ここでも、トランプは“噂”を逆手に取ります。王室カップルが購入したという話が流れると、否定も肯定もせず、話題性だけを高めました。
「悪評よりも無関心が最も恐ろしい。話題になること自体が価値になる」
メディアと評判を自在に操るトランプ流マーケティングは、現代のSNS時代にも通じるものがあります。
1990年代、巨大カジノ「タージマハル」と複数のホテル経営が負債をふくらませ、一時は「街の物乞いより貧しい」と自嘲するほど追い詰められます。多くの同業者が破産する中、トランプは「誰よりも早く銀行と交渉を始める」と決意。多額の借金は「銀行の問題」と割り切り、「私に融資を続ければプロジェクトは回る」と説いて、再建の糸口をつかみます。
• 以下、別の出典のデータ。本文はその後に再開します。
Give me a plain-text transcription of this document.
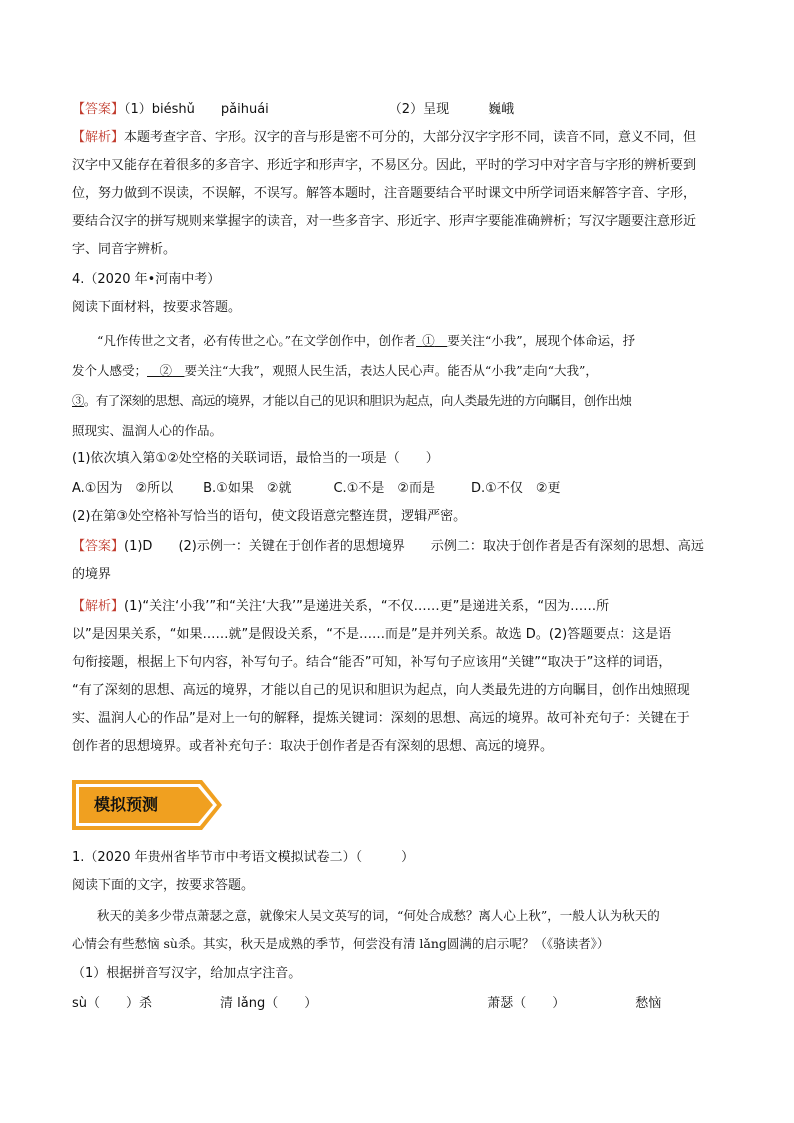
【答案】（1）biéshǔ　　pǎihuái	（2）呈现　　　巍峨
【解析】本题考查字音、字形。汉字的音与形是密不可分的，大部分汉字字形不同，读音不同，意义不同，但
汉字中又能存在着很多的多音字、形近字和形声字，不易区分。因此，平时的学习中对字音与字形的辨析要到
位，努力做到不误读，不误解，不误写。解答本题时，注音题要结合平时课文中所学词语来解答字音、字形，
要结合汉字的拼写规则来掌握字的读音，对一些多音字、形近字、形声字要能准确辨析；写汉字题要注意形近
字、同音字辨析。
4.（2020 年•河南中考）
阅读下面材料，按要求答题。
　　“凡作传世之文者，必有传世之心。”在文学创作中，创作者  ①   要关注“小我”，展现个体命运，抒
发个人感受；   ②   要关注“大我”，观照人民生活，表达人民心声。能否从“小我”走向“大我”，
③。有了深刻的思想、高远的境界，才能以自己的见识和胆识为起点，向人类最先进的方向瞩目，创作出烛
照现实、温润人心的作品。
(1)依次填入第①②处空格的关联词语，最恰当的一项是（　　）
A.①因为　②所以 B.①如果　②就	C.①不是　②而是	D.①不仅　②更
(2)在第③处空格补写恰当的语句，使文段语意完整连贯，逻辑严密。
【答案】(1)D　　(2)示例一：关键在于创作者的思想境界　　示例二：取决于创作者是否有深刻的思想、高远
的境界
【解析】(1)“关注‘小我’”和“关注‘大我’”是递进关系，“不仅……更”是递进关系，“因为……所
以”是因果关系，“如果……就”是假设关系，“不是……而是”是并列关系。故选 D。(2)答题要点：这是语
句衔接题，根据上下句内容，补写句子。结合“能否”可知，补写句子应该用“关键”“取决于”这样的词语，
“有了深刻的思想、高远的境界，才能以自己的见识和胆识为起点，向人类最先进的方向瞩目，创作出烛照现
实、温润人心的作品”是对上一句的解释，提炼关键词：深刻的思想、高远的境界。故可补充句子：关键在于
创作者的思想境界。或者补充句子：取决于创作者是否有深刻的思想、高远的境界。
模拟预测
1.（2020 年贵州省毕节市中考语文模拟试卷二）（　　　）
阅读下面的文字，按要求答题。
　　秋天的美多少带点萧瑟之意，就像宋人吴文英写的词，“何处合成愁？离人心上秋”，一般人认为秋天的
心情会有些愁恼 sù杀。其实，秋天是成熟的季节，何尝没有清 lǎng圆满的启示呢？（《骆读者》）
（1）根据拼音写汉字，给加点字注音。
sù（　　）杀	清 lǎng（　　）	萧瑟（　　）	愁恼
「苦境は正面から受け止め、早く痛みを味わい、全力で乗り越える」
この胆力と割り切りの強さは、どんな時代にも通じるリーダーの資質と言えるでしょう。
トランプの特徴のひとつは、徹底した「自己肯定感」と「承認欲求」です。自分の偉大さを誰よりも信じ、常にメディアの注目を集めることに全力を注ぎます。オフィスには雑誌の表紙がずらりと並び、その多くは自分自身——。
「私は世界でもっとも尊敬されるリーダーだ」「自分が一番だ」と公言する姿は、ともすれば“過度のナルシスト”と揶揄されることもあります。しかし、この「自分が一番」だという強い自己像は、周囲を巻き込み、エネルギーに変える原動力でもあるのです。
一方で、批判や反対者に対しては過敏に反応し、激しく反撃します。すべてを「味方と敵」「善と悪」という二元論でとらえる思考パターンは、好き嫌いが激しい現代社会の縮図のようでもあります。
派手なビジネスや政治の裏で、兄をアルコール依存症で亡くしたことから、トランプは一切酒を飲みません。タバコも吸わず、健康志向かと思いきや、実はファストフードの大ファン。ハンバーガーやステーキ、1日12本ものダイエットコーラ——。政府機関の閉鎖時には、ホワイトハウスに招いた客を大量のファストフードでもてなすなど、独特の一面もあります。
家族に目を向けると、3度の結婚、5人の子ども、10人の孫。長女イバンカやその夫クシュナーを政権の重職に起用し、家族を積極的に巻き込む姿勢もまた、トランプ流です。
政治経験ゼロから大統領へ——。誰もが「無謀」と思った挑戦も、彼の信念は揺るぎませんでした。「大きく考えろ。シングルヒットではなく、ホームランを狙え」。これは、彼がビジネスだけでなく人生全体に貫いた哲学です。
支持者を熱狂的に巻き込み、敵対者には容赦なく牙を剥く。批判を恐れず、過激なまでに“自分流”を貫く姿は、賛否両論あれど、現代のリーダー像を大きく変えました。
私たちはこの「トランプ流」から何を学ぶべきでしょうか?
もちろん、トランプのやり方すべてが現代社会で通用するわけではありません。過剰な自己愛や二元論的な物の見方は、ときに組織や社会に混乱をもたらすこともあるでしょう。 しかし、「誰にもバカにされたくない」という強い思いが、現実を動かす原動力になる——この事実は、どんな時代のビジネスマンにも響く普遍的な真理です。自分の価値を自分で決め、前に進むこと。時には大きな夢を、公言してしまうこと。
まだ誰も挑戦したことのない世界へ注目していない一歩を踏み出す——その勇気が、思わぬ景色を見せてくれるかもしれません。